Detroit’s Documenters have been busy covering Detroit’s city council meetings. Documenter David Palmer, an associate broker and real estate agent who works with nonprofits in Detroit, has been part of the program since 2019. He joined WDET’s Nargis Rahman to discuss his work and what it means to be a Documenter.
Palmer has live-tweeted and taken notes on everything from Detroit’s city council meetings to subcommittee meetings on operations, neighborhood and community services, and planning and economic development. He’s also documented meetings like for the Detroit Land Bank Authority and Great Lakes Water Authority.
“For almost every case I have been the only person in the room connected to the media,” he says.
Interested in learning more about the program or joining Documenters? Get more information »
Palmer says the meetings take place during odd times during the day, which often leaves people in the dark about city happenings. “Having Documenters attend these meetings to organize the information I think is a key public service,” says Palmer.

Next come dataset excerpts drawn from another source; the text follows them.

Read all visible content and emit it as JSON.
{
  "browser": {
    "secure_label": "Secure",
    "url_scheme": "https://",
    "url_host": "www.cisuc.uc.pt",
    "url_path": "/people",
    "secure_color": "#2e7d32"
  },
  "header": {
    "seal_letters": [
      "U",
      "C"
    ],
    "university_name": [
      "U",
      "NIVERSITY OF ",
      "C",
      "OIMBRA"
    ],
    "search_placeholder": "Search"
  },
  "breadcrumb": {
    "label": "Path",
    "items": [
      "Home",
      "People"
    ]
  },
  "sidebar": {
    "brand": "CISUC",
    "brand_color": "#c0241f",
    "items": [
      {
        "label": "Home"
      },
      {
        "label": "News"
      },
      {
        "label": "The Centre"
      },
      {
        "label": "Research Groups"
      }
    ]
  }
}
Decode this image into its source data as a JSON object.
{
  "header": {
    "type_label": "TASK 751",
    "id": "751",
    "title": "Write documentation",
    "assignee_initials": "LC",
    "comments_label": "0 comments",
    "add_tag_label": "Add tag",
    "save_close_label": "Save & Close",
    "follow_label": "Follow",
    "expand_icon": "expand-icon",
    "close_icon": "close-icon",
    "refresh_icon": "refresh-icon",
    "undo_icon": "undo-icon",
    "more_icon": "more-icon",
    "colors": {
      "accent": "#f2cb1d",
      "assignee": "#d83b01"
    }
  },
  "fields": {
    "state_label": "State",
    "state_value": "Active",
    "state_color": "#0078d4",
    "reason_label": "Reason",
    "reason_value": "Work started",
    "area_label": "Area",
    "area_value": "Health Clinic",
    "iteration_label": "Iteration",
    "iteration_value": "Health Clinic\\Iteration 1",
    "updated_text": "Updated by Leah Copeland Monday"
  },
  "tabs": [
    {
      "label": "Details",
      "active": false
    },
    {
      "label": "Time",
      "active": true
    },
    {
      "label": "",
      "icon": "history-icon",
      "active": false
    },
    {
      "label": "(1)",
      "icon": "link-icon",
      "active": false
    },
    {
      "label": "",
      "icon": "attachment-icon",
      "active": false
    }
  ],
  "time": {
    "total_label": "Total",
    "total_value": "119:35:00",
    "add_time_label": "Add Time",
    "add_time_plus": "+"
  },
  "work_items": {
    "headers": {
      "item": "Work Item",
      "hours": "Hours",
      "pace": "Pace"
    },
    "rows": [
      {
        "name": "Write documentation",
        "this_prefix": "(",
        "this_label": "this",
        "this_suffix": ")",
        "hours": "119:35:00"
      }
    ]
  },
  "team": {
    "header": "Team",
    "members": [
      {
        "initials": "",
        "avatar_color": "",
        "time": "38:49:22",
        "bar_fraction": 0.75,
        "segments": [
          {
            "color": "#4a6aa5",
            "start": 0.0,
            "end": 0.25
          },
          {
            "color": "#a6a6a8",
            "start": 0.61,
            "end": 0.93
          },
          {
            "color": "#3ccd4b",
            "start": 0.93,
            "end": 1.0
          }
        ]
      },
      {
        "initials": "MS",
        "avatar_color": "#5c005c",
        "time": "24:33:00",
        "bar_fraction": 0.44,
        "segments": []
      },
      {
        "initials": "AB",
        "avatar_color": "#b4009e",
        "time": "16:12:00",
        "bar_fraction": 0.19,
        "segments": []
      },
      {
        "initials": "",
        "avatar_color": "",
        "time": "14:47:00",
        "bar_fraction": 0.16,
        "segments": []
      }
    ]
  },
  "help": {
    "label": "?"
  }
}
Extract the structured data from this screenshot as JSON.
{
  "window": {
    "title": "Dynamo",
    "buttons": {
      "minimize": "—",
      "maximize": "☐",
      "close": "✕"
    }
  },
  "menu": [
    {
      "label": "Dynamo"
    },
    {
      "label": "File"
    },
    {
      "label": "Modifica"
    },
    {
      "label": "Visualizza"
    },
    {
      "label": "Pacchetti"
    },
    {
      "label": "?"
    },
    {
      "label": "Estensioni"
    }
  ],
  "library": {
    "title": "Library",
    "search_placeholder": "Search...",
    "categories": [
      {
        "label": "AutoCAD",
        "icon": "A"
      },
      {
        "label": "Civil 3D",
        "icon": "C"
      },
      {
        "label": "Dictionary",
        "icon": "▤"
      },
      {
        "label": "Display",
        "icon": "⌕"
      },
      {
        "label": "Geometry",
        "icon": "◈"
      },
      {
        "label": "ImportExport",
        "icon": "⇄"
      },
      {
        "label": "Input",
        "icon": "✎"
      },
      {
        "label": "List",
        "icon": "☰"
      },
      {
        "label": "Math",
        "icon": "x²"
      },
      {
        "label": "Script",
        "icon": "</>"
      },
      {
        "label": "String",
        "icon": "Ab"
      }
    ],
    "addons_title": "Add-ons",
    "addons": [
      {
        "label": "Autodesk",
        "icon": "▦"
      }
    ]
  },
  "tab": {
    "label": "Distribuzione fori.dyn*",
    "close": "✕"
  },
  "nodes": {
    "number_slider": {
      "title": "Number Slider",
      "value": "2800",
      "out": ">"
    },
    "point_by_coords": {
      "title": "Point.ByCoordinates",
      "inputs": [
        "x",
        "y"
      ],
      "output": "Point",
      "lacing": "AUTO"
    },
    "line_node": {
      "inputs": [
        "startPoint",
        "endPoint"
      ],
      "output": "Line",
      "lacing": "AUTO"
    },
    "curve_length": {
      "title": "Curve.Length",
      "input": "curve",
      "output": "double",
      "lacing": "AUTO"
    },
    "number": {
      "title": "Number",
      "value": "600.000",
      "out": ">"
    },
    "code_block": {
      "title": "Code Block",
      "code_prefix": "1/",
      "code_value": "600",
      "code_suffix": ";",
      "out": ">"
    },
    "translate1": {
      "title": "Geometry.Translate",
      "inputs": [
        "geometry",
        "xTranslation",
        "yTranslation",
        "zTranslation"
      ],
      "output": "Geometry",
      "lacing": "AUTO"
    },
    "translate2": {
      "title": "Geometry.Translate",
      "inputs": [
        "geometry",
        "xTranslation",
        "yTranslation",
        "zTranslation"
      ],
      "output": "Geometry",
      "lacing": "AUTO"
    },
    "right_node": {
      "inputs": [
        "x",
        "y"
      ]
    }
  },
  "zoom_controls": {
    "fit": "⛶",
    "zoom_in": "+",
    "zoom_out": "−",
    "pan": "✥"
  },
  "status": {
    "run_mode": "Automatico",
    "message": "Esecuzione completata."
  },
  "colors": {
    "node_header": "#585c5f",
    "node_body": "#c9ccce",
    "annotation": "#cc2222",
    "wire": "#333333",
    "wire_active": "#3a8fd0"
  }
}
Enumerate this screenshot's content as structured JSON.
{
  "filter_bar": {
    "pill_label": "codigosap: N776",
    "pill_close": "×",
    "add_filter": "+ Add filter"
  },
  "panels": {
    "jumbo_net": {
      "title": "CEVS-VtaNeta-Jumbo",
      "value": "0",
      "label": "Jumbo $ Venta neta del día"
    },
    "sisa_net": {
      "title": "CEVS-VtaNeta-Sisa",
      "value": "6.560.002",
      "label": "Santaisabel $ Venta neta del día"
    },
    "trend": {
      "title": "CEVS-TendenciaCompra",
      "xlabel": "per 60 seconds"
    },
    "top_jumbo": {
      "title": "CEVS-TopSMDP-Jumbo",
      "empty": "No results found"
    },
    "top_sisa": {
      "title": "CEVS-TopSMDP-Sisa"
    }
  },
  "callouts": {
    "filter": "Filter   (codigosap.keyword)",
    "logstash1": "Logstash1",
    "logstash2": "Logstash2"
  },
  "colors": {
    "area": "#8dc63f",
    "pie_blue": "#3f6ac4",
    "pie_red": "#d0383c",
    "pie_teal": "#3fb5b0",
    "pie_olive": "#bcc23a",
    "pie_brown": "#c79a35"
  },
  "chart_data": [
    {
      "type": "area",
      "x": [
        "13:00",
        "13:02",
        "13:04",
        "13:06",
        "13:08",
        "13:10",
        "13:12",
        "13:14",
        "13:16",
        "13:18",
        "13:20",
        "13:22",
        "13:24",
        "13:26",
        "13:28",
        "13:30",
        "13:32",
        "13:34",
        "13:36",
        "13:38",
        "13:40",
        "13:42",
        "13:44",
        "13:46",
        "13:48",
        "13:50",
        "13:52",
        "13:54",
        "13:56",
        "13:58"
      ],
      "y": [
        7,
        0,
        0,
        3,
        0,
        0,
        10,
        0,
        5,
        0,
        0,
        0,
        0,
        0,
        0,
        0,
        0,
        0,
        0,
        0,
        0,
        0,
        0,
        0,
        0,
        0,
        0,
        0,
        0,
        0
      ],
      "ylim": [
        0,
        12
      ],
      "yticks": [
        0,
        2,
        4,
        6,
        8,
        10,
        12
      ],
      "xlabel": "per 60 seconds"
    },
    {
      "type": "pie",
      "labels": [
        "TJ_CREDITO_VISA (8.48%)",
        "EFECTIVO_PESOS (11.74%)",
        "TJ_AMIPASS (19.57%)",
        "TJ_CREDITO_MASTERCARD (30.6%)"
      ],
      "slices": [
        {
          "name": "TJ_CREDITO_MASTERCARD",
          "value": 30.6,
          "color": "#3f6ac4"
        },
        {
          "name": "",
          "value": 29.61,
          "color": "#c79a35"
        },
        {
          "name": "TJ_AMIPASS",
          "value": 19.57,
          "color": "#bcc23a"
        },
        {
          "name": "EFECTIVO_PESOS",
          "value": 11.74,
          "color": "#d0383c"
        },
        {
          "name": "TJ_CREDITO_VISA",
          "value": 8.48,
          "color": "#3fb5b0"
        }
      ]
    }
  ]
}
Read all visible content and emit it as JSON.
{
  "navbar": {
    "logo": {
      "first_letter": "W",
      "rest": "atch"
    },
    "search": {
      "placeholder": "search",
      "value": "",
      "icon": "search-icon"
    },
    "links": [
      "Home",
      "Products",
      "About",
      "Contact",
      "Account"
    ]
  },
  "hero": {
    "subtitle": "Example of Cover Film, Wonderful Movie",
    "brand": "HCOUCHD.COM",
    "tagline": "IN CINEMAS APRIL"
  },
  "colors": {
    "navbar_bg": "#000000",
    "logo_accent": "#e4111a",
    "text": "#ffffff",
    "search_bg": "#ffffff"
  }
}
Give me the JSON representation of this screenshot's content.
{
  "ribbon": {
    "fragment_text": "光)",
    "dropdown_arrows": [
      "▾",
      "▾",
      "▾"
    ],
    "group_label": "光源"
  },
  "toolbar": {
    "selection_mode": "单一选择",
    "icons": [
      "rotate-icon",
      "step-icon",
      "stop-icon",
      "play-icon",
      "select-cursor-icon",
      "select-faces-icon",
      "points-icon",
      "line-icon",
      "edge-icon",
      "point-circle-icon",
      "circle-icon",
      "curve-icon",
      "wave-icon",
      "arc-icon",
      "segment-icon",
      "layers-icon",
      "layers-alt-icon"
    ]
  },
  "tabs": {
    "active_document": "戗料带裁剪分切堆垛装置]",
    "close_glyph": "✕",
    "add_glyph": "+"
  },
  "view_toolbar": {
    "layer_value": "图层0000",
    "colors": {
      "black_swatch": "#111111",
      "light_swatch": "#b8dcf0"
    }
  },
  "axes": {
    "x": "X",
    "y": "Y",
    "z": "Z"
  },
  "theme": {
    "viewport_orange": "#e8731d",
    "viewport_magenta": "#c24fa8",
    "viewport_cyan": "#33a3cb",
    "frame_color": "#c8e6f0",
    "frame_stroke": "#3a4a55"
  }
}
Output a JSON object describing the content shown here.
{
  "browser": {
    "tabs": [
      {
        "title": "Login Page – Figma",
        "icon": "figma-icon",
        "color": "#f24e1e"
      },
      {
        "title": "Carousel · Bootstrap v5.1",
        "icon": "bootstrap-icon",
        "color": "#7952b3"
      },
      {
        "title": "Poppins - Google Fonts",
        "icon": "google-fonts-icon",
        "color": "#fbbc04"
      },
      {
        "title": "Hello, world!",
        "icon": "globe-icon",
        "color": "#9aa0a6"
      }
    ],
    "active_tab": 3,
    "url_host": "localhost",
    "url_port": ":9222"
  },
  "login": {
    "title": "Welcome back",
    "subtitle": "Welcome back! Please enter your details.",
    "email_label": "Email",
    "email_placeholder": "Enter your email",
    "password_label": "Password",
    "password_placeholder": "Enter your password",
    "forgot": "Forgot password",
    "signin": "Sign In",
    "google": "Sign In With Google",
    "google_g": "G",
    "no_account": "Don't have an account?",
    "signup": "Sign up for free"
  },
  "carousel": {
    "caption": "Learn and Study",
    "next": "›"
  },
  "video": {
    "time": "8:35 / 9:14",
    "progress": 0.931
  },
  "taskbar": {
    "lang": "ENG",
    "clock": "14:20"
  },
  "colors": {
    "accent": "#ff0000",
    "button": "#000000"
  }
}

He explains that some public officials have become comfortable with not having the public attending meetings regularly. “When there are super large turnouts for meetings you definitely see a different demeanor from commissions and public boards when the public is there,” Palmer notes.
For Palmer, one big point of pride in his work with the Documenter’s program is his ability to support newsrooms, “Documenters is a way for normal humans and the public to get trained on basic criteria, to go out and record this information and feed it up to the journalists who can then use that as a potential seed that sprouts as a story down the line.”